There's like a 99% chance that you won't see questions about a spark gap on the MCAT. Or if you did, they would explain it in the passage such that any questions you got would actually be critical reading questions (did you read the passage carefully) rather than actual physics knowledge questions.

Having said that, it sounds like your mental model of a capacitor is wrong. The point of a capacitor is to store charge. You mention the notion of the voltage "push[ing] through the resistance". Instead, in the circuits you're going to see on the MCAT, a capacitor will simply store up charge until the potential difference across the plates is high enough that it can't hold anymore. The current won't "push through", it will simply stop flowing to the capacitor.

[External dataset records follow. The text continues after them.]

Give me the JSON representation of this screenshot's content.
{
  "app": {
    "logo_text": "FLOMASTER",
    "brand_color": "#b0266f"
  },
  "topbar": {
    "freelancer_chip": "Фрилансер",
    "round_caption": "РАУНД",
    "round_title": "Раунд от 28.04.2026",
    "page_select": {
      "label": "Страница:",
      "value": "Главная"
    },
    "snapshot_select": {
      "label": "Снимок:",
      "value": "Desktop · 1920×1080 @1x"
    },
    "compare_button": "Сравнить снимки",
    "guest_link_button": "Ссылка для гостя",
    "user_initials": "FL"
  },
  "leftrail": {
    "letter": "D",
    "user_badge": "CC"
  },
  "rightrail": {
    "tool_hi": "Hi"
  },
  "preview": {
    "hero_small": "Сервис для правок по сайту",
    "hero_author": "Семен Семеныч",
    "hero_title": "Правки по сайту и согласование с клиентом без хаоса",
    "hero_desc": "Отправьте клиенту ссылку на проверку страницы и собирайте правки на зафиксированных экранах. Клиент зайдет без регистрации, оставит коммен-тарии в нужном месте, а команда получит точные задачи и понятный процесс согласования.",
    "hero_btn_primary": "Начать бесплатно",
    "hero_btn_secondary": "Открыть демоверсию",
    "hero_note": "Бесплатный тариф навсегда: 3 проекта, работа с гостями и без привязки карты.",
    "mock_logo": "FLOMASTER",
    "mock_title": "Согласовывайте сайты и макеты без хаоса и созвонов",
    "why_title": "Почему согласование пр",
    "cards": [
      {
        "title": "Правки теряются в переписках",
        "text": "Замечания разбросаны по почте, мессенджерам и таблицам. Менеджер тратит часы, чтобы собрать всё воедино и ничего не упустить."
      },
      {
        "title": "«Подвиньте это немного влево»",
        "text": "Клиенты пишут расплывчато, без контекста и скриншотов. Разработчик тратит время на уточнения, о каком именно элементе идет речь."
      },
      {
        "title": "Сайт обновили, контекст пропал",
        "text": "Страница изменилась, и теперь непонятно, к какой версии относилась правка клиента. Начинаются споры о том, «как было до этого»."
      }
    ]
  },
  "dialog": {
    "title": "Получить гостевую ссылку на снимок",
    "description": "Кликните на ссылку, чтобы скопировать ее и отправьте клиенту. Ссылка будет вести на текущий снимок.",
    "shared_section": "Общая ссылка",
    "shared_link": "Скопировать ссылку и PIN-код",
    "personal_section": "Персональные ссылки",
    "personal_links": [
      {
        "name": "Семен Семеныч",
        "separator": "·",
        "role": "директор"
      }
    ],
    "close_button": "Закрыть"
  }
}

Imagine a simple circuit with one battery, one resistor, and one capacitor. First, if the resistor and capacitor are hooked up in series: the current will "push through" the resistor, and the build up on the capacitor. Eventually the voltage drop across the capacitor will equal the voltage of the battery and current will stop flowing. At that point, the voltage drop across the resistor will be 0 (since V = IR for the resistor).

Next, if the resistor and capacitor are hooked up in parallel: the capacitor will slowly build up charge until it plateaus, at which point some current will still "leak" through the circuit by going through the resistor.

A spark gap would be sort of like a failed (maybe we could loosely say "shorted out" or "burned out") capacitor. A voltage difference builds up between the electrodes but then the air between breaks down into ions capable of carrying charge, and current starts flowing through the air. So instead of storing charge, the "plates" of the spark gap are now transmitting charge.

Hope this helps!